In the present experiment, the fish were kept in groups in small tanks. To investigate how recovery time is affected by eventual scaling effects and social/inter-individual effects arising due to group dynamics, future studies addressing post-tagging effects should be done with a larger number of tagged fish at larger spatial scales. This would also enable a deeper scrutiny into individual variations in recovery, as a higher number of tagged fish would provide a good foundation for finding statistical relationships on the individual level. Although our present results imply that inter-individual variations are a prominent feature in the recovery time of tagged salmon, a larger sample number will be necessary to properly conclude upon the nature of such variations. To increase the relevance of a larger follow-up study, it could be done in fish cages in the marine environment, perhaps first by using meso-scale size cages containing fewer fish than a commercial cage but at similar densities, and then moving to full-scale studies to cover all steps in the transition from lab to industrial scale.
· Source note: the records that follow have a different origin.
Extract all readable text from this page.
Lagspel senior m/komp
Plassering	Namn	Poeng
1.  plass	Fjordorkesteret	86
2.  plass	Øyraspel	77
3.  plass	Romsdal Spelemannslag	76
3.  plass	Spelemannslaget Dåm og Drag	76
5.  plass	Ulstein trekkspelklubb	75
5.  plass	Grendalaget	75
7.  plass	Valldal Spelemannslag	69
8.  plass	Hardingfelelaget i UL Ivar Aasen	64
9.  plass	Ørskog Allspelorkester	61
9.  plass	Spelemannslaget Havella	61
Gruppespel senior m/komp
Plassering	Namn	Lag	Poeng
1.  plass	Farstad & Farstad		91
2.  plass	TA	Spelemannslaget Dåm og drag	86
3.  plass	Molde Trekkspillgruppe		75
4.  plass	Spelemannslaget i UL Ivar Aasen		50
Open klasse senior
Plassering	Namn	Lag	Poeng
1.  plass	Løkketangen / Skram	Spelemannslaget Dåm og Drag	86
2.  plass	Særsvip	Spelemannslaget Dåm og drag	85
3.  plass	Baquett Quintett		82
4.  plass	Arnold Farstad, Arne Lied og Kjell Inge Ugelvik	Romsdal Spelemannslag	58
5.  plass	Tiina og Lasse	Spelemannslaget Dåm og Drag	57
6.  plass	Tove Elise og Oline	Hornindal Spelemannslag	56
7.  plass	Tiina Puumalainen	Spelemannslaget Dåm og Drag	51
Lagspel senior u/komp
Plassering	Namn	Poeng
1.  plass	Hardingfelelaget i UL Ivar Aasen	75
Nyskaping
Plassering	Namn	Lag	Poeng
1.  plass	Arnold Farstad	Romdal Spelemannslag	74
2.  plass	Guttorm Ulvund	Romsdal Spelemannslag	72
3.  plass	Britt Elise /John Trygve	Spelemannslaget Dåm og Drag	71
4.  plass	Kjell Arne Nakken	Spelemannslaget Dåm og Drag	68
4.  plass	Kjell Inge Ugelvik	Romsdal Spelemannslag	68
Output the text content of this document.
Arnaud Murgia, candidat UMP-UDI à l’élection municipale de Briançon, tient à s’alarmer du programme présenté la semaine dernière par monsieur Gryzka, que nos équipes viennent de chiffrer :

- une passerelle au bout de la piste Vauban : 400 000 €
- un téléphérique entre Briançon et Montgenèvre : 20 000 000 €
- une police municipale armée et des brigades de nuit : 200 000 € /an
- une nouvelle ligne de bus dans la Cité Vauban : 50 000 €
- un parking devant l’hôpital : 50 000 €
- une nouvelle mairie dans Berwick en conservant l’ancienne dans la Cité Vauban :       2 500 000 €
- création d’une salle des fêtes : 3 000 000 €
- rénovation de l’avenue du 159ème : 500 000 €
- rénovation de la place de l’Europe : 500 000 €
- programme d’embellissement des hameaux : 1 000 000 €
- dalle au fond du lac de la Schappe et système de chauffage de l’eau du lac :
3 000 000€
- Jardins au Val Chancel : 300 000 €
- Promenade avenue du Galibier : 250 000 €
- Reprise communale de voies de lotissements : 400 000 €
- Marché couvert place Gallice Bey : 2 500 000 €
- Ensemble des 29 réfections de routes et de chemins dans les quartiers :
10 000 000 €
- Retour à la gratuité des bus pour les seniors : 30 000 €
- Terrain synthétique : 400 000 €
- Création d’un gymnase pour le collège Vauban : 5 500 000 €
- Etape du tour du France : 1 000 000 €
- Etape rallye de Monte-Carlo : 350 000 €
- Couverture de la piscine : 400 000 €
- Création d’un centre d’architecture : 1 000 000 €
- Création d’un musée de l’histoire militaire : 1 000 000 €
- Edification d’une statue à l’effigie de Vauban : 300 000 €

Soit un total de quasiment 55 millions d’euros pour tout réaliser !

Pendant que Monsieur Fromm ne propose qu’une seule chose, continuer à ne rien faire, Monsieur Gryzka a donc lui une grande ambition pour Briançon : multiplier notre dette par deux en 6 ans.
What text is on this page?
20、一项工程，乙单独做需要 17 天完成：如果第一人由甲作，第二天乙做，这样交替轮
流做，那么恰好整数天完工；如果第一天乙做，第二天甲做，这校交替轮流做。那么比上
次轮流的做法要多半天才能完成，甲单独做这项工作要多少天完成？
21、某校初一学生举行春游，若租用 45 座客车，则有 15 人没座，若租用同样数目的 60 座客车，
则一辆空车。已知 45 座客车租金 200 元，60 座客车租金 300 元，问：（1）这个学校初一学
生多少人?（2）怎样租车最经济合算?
The main conclusion from this study is that the Atlantic salmon in these experiments required an average of ≈ 4 and up to a maximum interval of 6 days of recovery after anaesthesia and surgery before their heart rates returned to assumed baseline routine values. Moreover, although observation of behaviour and/or activity may alone be insufficient to assess that the fish has physiologically recovered, activity measurements indicated similar recovery periods to those based on heart rate, although there was a longer maximum period of 10 days. We, therefore, urge caution when using data collected after surgery and anaesthesia in studies using biologging/telemetry tags. Assuming that we want all individuals to be recovered, our study thus implies that only data collected after 6 days recovery time should be used for further analyses. However, this recommendation would only be applicable to studies featuring Atlantic salmon reared in similar experimental conditions as we used. Since recovery time will vary with factors such as fish species, water temperature, invasiveness of the surgery, anaesthesia time, fish density and physical scale, it is difficult to make general recommendations on when one can assume the fish to be recovered from tagging, and the data to be safe for use in biological analyses. However, by conducting experiments similar to the present study where these parameters are varied, a more complete picture of how we need to account for fish recovery after tagging in telemetry studies may be obtained.